The alternative is to define a namespace prefix, which is as simple as specifying xmlns, a colon (:), and the prefix name before the attribute value:

<SL:slideshow xmlns:SL='http:/www.example.com/slideshow'
    ...>
  ...
</SL:slideshow> 

This definition sets up SL as a prefix that can be used to qualify the current element name and any element within it. Because the prefix can be used on any of the contained elements, it makes the most sense to define it on the XML document's root element, as shown here.


Note: The namespace URI can contain characters that are not valid in an XML name, so it cannot be used directly as a prefix. The prefix definition associates an XML name with the URI, and that allows the prefix name to be used instead. It also makes it easier to change references to the URI in the future.

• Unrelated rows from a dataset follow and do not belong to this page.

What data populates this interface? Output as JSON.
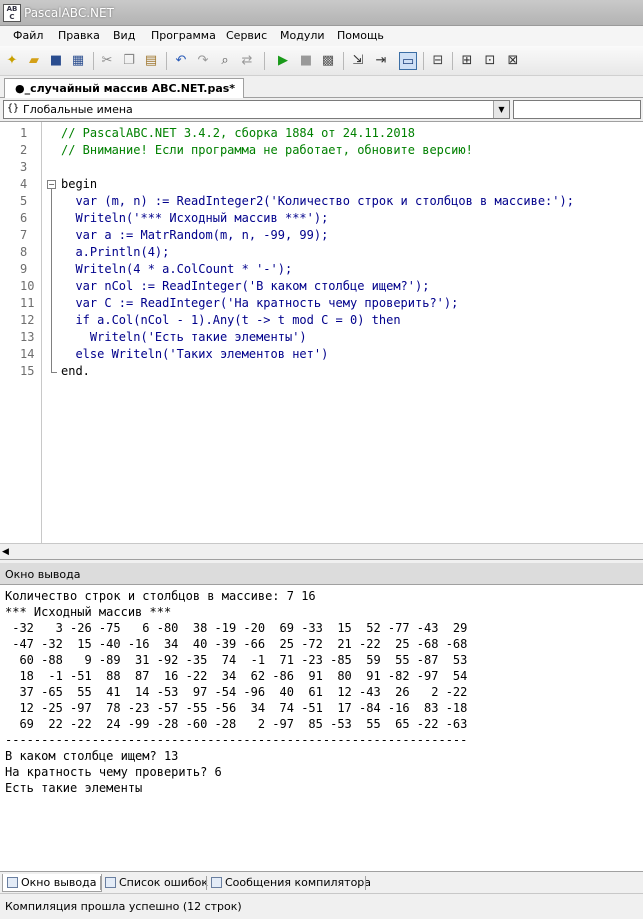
{
  "window": {
    "title": "PascalABC.NET"
  },
  "menu": [
    "Файл",
    "Правка",
    "Вид",
    "Программа",
    "Сервис",
    "Модули",
    "Помощь"
  ],
  "toolbar": {
    "buttons": [
      "new-file-icon",
      "open-folder-icon",
      "save-icon",
      "save-all-icon",
      "cut-icon",
      "copy-icon",
      "paste-icon",
      "undo-icon",
      "redo-icon",
      "find-icon",
      "replace-icon",
      "run-icon",
      "stop-icon",
      "compile-icon",
      "step-into-icon",
      "step-over-icon",
      "output-window-icon",
      "debug-icon",
      "format-icon",
      "sort-icon",
      "refactor-icon"
    ]
  },
  "tab": {
    "label": "●_случайный массив ABC.NET.pas*"
  },
  "scope": {
    "icon_text": "{}",
    "value": "Глобальные имена"
  },
  "editor": {
    "line_numbers": [
      "1",
      "2",
      "3",
      "4",
      "5",
      "6",
      "7",
      "8",
      "9",
      "10",
      "11",
      "12",
      "13",
      "14",
      "15"
    ],
    "lines": [
      "// PascalABC.NET 3.4.2, сборка 1884 от 24.11.2018",
      "// Внимание! Если программа не работает, обновите версию!",
      "",
      "begin",
      "  var (m, n) := ReadInteger2('Количество строк и столбцов в массиве:');",
      "  Writeln('*** Исходный массив ***');",
      "  var a := MatrRandom(m, n, -99, 99);",
      "  a.Println(4);",
      "  Writeln(4 * a.ColCount * '-');",
      "  var nCol := ReadInteger('В каком столбце ищем?');",
      "  var C := ReadInteger('На кратность чему проверить?');",
      "  if a.Col(nCol - 1).Any(t -> t mod C = 0) then",
      "    Writeln('Есть такие элементы')",
      "  else Writeln('Таких элементов нет')",
      "end."
    ]
  },
  "output_panel": {
    "title": "Окно вывода",
    "lines": [
      "Количество строк и столбцов в массиве: 7 16",
      "*** Исходный массив ***",
      " -32   3 -26 -75   6 -80  38 -19 -20  69 -33  15  52 -77 -43  29",
      " -47 -32  15 -40 -16  34  40 -39 -66  25 -72  21 -22  25 -68 -68",
      "  60 -88   9 -89  31 -92 -35  74  -1  71 -23 -85  59  55 -87  53",
      "  18  -1 -51  88  87  16 -22  34  62 -86  91  80  91 -82 -97  54",
      "  37 -65  55  41  14 -53  97 -54 -96  40  61  12 -43  26   2 -22",
      "  12 -25 -97  78 -23 -57 -55 -56  34  74 -51  17 -84 -16  83 -18",
      "  69  22 -22  24 -99 -28 -60 -28   2 -97  85 -53  55  65 -22 -63",
      "----------------------------------------------------------------",
      "В каком столбце ищем? 13",
      "На кратность чему проверить? 6",
      "Есть такие элементы"
    ]
  },
  "bottom_tabs": [
    "Окно вывода",
    "Список ошибок",
    "Сообщения компилятора"
  ],
  "status": {
    "text": "Компиляция прошла успешно (12 строк)"
  }
}
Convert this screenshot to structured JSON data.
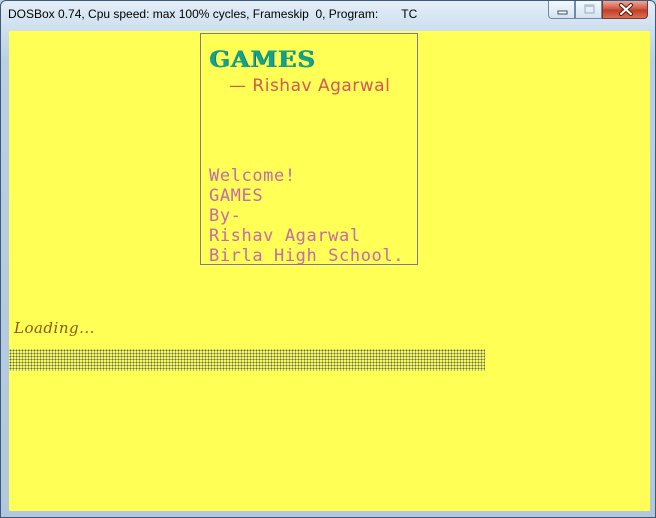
{
  "window": {
    "title": "DOSBox 0.74, Cpu speed: max 100% cycles, Frameskip  0, Program:       TC",
    "buttons": {
      "minimize_icon": "minimize-icon",
      "maximize_icon": "maximize-icon",
      "close_icon": "close-icon"
    }
  },
  "colors": {
    "screen_background": "#ffff55",
    "title_green": "#13a38b",
    "author_red": "#d55757",
    "credits_magenta": "#c76aa8",
    "loading_brown": "#8a5a1a"
  },
  "splash": {
    "title": "GAMES",
    "author": "— Rishav Agarwal",
    "credits": [
      "Welcome!",
      "GAMES",
      "By-",
      "Rishav Agarwal",
      "Birla High School."
    ]
  },
  "loading": {
    "label": "Loading...",
    "progress": 0.86
  }
}
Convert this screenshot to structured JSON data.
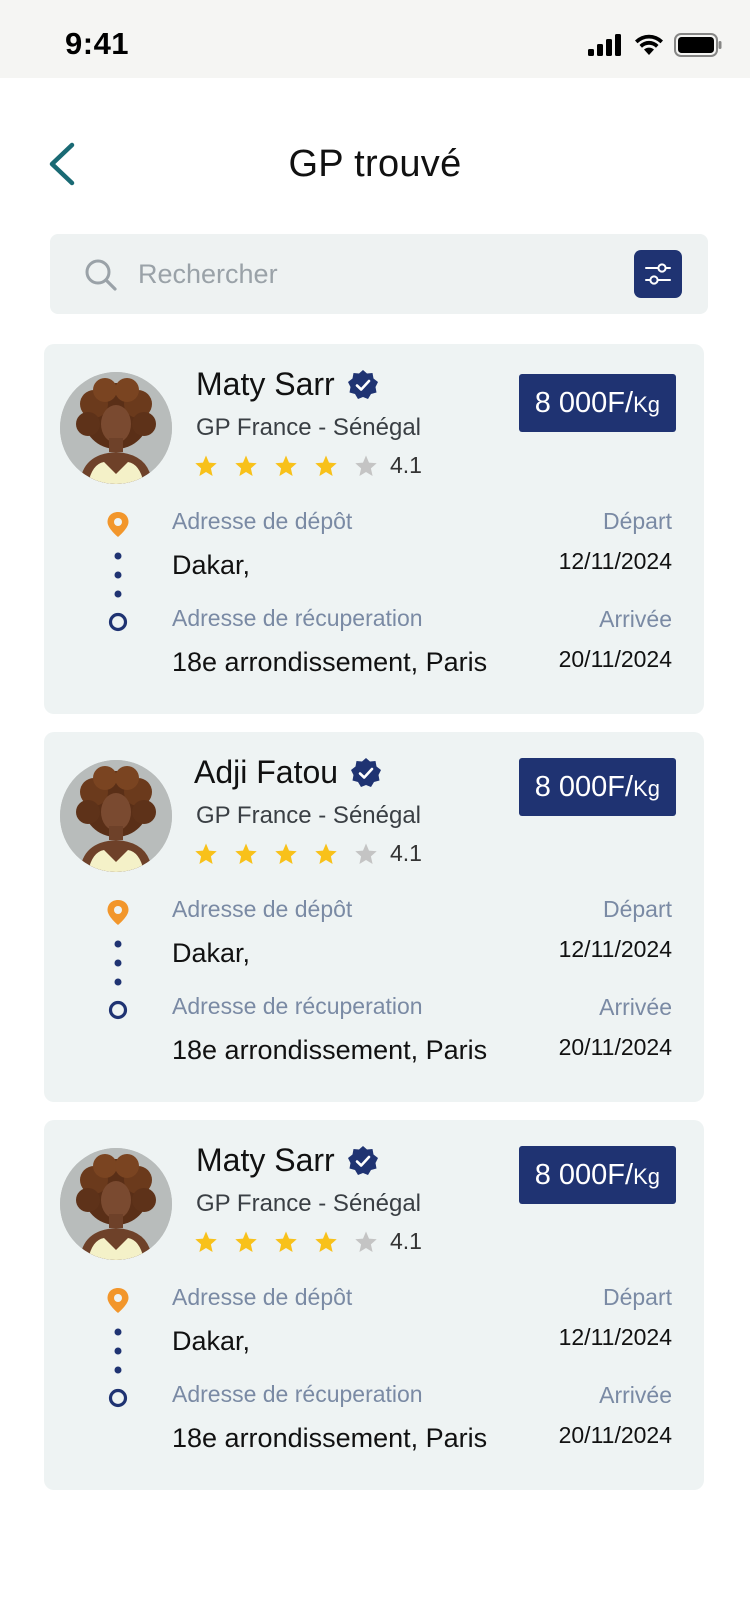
{
  "status_bar": {
    "time": "9:41"
  },
  "header": {
    "title": "GP trouvé"
  },
  "search": {
    "placeholder": "Rechercher"
  },
  "colors": {
    "brand": "#1f3372",
    "accent_teal": "#1a6a74",
    "pin_orange": "#f2962b",
    "star_yellow": "#f8c11a",
    "star_grey": "#c4c4c4"
  },
  "cards": [
    {
      "name": "Maty Sarr",
      "route": "GP France - Sénégal",
      "rating": "4.1",
      "stars_filled": 4,
      "price": "8 000F/",
      "price_unit": "Kg",
      "pickup_label": "Adresse de dépôt",
      "pickup_value": "Dakar,",
      "dropoff_label": "Adresse de récuperation",
      "dropoff_value": "18e arrondissement, Paris",
      "depart_label": "Départ",
      "depart_date": "12/11/2024",
      "arrival_label": "Arrivée",
      "arrival_date": "20/11/2024"
    },
    {
      "name": "Adji Fatou",
      "route": "GP France - Sénégal",
      "rating": "4.1",
      "stars_filled": 4,
      "price": "8 000F/",
      "price_unit": "Kg",
      "pickup_label": "Adresse de dépôt",
      "pickup_value": "Dakar,",
      "dropoff_label": "Adresse de récuperation",
      "dropoff_value": "18e arrondissement, Paris",
      "depart_label": "Départ",
      "depart_date": "12/11/2024",
      "arrival_label": "Arrivée",
      "arrival_date": "20/11/2024"
    },
    {
      "name": "Maty Sarr",
      "route": "GP France - Sénégal",
      "rating": "4.1",
      "stars_filled": 4,
      "price": "8 000F/",
      "price_unit": "Kg",
      "pickup_label": "Adresse de dépôt",
      "pickup_value": "Dakar,",
      "dropoff_label": "Adresse de récuperation",
      "dropoff_value": "18e arrondissement, Paris",
      "depart_label": "Départ",
      "depart_date": "12/11/2024",
      "arrival_label": "Arrivée",
      "arrival_date": "20/11/2024"
    }
  ]
}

When the prefix is used to qualify an element name, the end tag also includes the prefix, as highlighted here:

<SL:slideshow xmlns:SL='http:/www.example.com/slideshow'
      ...>
  ...
  <slide>
    <SL:title>Overview</SL:title>
  </slide>
  ...
</SL:slideshow> 

Finally, note that multiple prefixes can be defined in the same element:

<SL:slideshow xmlns:SL='http:/www.example.com/slideshow'
      xmlns:xhtml='urn:...'>
  ... 
</SL:slideshow> 

With this kind of arrangement, all the prefix definitions are together in one place, and you can use them anywhere they are needed in the document. This example also suggests the use of a URN instead of a URL to define the xhtml prefix. That definition would conceivably allow the application to reference a local copy of the XHTML DTD or some mirrored version, with a potentially beneficial impact on performance.